1. The schools, which deliver instruction entirely or primarily via the internet, tend to attract lower-income, lower-performing white students, then fail to provide those children with the supports they need, the study concluded.
2. "Students in Ohio e-schools are losing anywhere between 75 days and a full school year of learning compared to their peers in traditional public schools and brick-and-mortar charter schools. If kids are in e-schools for a long time, they're likely going to fall very far behind their peers," a policy researcher at the RAND Corporation said in an interview.
3. Closely mirrors a nationwide 2015 study of cyber charter school performance by Stanford University's Center for Research on Education Outcomes, which found that more than two-thirds of the country's 200 or so cyber charters perform worse than comparable traditional schools.
And because taxpayers have money to burn, how about court battles with the privateers?
EdWeek: Ohio state officials contend the nine schools were paid for more than 9,000 students who did not complete enough coursework to be considered full-time. The state's largest e-school, the 15,000-student Electronic Classroom of Tomorrow, has contested the results via a lawsuit and administrative appeals.

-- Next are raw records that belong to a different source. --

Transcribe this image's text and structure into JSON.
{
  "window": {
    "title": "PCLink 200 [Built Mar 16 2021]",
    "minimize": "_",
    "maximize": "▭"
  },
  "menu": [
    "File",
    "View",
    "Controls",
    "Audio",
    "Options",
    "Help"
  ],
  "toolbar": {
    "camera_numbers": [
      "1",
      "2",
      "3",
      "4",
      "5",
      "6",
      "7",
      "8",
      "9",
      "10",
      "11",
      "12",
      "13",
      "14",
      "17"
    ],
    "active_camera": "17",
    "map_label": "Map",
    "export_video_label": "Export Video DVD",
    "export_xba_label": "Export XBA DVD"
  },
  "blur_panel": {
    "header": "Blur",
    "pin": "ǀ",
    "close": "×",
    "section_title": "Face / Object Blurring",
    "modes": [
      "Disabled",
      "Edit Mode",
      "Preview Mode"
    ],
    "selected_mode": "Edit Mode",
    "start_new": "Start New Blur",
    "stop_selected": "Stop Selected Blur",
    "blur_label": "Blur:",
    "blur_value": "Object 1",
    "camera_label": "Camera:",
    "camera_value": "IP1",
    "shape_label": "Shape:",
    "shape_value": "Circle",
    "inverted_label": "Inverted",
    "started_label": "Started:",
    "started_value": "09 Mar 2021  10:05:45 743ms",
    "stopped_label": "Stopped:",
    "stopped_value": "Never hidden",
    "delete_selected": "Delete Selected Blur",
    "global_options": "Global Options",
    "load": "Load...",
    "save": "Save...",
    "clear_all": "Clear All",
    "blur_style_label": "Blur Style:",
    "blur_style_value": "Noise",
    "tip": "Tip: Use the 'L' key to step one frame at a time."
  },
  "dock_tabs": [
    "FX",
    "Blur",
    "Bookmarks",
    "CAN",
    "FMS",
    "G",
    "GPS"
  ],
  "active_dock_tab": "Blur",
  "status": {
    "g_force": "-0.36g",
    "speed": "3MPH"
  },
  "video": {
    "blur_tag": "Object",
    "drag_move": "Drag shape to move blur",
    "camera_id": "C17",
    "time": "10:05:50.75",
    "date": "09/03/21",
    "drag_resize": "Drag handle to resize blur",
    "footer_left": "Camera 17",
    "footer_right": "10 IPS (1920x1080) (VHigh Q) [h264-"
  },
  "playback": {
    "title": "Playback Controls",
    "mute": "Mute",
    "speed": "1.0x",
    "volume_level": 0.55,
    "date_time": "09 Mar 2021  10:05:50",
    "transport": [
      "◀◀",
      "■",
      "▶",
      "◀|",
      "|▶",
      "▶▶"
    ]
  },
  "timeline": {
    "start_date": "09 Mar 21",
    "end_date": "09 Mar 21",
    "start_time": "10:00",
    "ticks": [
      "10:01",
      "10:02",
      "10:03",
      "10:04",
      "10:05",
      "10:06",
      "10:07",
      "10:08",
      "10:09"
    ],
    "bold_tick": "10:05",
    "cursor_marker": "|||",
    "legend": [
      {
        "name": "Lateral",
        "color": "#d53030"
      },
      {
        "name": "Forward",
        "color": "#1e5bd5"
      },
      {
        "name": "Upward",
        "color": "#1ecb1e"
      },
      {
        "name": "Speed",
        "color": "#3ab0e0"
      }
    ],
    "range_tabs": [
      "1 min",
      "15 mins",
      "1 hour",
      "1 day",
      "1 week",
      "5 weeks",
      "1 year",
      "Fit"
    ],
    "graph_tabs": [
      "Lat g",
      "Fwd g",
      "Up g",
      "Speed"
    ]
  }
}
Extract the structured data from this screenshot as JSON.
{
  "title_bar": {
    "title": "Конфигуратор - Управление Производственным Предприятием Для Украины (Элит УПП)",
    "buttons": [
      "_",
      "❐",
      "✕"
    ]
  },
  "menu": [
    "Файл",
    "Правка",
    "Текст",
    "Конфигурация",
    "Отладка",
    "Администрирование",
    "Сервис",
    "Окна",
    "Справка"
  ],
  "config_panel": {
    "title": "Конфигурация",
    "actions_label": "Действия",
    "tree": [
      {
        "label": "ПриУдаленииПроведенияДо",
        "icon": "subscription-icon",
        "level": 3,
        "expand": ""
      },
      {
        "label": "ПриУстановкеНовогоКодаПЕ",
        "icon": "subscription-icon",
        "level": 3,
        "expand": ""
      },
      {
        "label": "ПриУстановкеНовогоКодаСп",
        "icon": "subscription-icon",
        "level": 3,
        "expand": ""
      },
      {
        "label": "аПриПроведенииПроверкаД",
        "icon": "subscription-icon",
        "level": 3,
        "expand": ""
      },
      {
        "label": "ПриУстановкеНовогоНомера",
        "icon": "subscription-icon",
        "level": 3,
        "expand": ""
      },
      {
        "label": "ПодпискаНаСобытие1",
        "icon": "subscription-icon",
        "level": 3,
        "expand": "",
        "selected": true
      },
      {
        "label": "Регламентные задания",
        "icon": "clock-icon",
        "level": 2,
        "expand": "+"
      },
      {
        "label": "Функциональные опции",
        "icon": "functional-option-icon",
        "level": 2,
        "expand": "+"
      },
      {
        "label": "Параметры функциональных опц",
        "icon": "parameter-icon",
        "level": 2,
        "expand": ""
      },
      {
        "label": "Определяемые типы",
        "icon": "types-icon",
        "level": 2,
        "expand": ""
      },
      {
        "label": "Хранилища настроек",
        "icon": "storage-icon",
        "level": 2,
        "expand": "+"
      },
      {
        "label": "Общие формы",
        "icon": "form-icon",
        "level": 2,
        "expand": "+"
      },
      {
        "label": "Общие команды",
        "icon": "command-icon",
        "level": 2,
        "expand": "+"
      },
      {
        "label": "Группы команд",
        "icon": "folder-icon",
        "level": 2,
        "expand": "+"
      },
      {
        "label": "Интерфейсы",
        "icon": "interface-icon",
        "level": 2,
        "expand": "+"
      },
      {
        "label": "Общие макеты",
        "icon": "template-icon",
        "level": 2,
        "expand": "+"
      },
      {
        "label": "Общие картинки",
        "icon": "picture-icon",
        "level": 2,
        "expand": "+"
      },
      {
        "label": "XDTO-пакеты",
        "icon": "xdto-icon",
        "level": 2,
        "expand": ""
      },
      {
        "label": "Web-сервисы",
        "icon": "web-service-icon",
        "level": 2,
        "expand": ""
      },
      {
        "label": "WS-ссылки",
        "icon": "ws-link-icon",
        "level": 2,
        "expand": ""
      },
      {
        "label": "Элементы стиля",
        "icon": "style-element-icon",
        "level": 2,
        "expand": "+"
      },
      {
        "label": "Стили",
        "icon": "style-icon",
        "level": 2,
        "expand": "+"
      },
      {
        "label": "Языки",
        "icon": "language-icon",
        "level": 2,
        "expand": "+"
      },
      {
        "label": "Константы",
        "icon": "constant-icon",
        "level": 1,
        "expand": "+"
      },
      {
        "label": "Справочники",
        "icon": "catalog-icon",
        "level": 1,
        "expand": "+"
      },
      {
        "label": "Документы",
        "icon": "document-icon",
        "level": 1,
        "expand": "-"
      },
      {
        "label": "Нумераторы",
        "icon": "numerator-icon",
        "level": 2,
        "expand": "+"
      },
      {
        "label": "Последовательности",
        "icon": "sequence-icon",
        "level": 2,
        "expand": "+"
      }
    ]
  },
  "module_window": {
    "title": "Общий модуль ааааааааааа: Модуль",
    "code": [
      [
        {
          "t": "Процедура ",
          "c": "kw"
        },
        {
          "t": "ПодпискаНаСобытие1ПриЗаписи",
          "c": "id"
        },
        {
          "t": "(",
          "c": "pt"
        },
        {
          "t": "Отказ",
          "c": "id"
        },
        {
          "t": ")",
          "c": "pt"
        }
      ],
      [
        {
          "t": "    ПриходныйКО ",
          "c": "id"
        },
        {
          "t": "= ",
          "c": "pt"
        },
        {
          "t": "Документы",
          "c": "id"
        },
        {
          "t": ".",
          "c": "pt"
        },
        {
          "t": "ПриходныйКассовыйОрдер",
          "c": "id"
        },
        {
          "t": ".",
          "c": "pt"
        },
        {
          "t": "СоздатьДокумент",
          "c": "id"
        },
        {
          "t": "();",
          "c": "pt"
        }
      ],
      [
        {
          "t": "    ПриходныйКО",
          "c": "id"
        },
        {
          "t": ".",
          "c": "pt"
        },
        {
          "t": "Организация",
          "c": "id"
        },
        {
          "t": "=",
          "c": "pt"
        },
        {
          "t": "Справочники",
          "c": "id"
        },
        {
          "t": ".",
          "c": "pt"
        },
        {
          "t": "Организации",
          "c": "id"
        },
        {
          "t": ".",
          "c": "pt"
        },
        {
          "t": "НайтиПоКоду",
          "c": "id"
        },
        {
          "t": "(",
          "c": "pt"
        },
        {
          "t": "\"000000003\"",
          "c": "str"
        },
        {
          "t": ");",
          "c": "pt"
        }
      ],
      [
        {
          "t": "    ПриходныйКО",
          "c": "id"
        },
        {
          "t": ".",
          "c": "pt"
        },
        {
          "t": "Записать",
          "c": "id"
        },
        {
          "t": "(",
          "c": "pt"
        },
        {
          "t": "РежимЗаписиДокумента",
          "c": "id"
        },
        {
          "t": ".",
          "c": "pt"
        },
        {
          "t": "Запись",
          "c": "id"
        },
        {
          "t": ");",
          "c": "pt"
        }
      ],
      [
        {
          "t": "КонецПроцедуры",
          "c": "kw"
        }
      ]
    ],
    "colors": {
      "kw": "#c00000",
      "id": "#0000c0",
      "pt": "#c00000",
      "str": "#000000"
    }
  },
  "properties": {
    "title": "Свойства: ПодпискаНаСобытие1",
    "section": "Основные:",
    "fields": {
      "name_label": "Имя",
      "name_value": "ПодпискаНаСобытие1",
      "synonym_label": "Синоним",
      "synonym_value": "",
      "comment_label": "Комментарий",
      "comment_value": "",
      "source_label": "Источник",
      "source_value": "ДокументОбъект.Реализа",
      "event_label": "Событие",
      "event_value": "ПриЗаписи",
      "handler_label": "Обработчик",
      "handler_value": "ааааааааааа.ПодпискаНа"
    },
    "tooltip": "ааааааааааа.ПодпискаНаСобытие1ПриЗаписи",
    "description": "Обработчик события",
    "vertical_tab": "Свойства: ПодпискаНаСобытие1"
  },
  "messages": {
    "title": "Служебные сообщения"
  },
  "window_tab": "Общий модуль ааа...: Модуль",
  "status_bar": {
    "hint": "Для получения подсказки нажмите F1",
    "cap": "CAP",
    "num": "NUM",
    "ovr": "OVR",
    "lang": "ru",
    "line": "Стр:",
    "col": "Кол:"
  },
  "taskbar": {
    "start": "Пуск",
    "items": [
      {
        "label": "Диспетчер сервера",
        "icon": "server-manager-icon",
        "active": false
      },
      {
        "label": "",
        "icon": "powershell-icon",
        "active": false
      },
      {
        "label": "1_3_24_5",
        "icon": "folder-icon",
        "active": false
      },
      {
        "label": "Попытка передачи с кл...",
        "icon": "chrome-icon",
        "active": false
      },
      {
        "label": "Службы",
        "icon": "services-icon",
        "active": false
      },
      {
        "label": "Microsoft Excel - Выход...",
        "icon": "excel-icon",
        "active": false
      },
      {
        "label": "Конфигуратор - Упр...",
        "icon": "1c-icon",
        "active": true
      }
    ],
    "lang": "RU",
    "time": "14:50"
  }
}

Florida was one of the first states to undertake a program of “virtual schools” … In addition, twelve states have expanded virtual school programs or online course requirements this year.
This legislative juggernaut has coincided with a gold rush of investors clamoring to get a piece of the K-12 education market. It’s big business, and getting bigger: One study estimated that revenues from the K-12 online learning industry will grow by 43 percent between 2010 and 2015, with revenues reaching $24.4 billion.
The rush to privatize education will also turn tens of thousands of students into guinea pigs in a national experiment in virtual learning—a relatively new idea that allows for-profit companies to administer public schools completely online, with no brick-and-mortar classrooms or traditional teachers.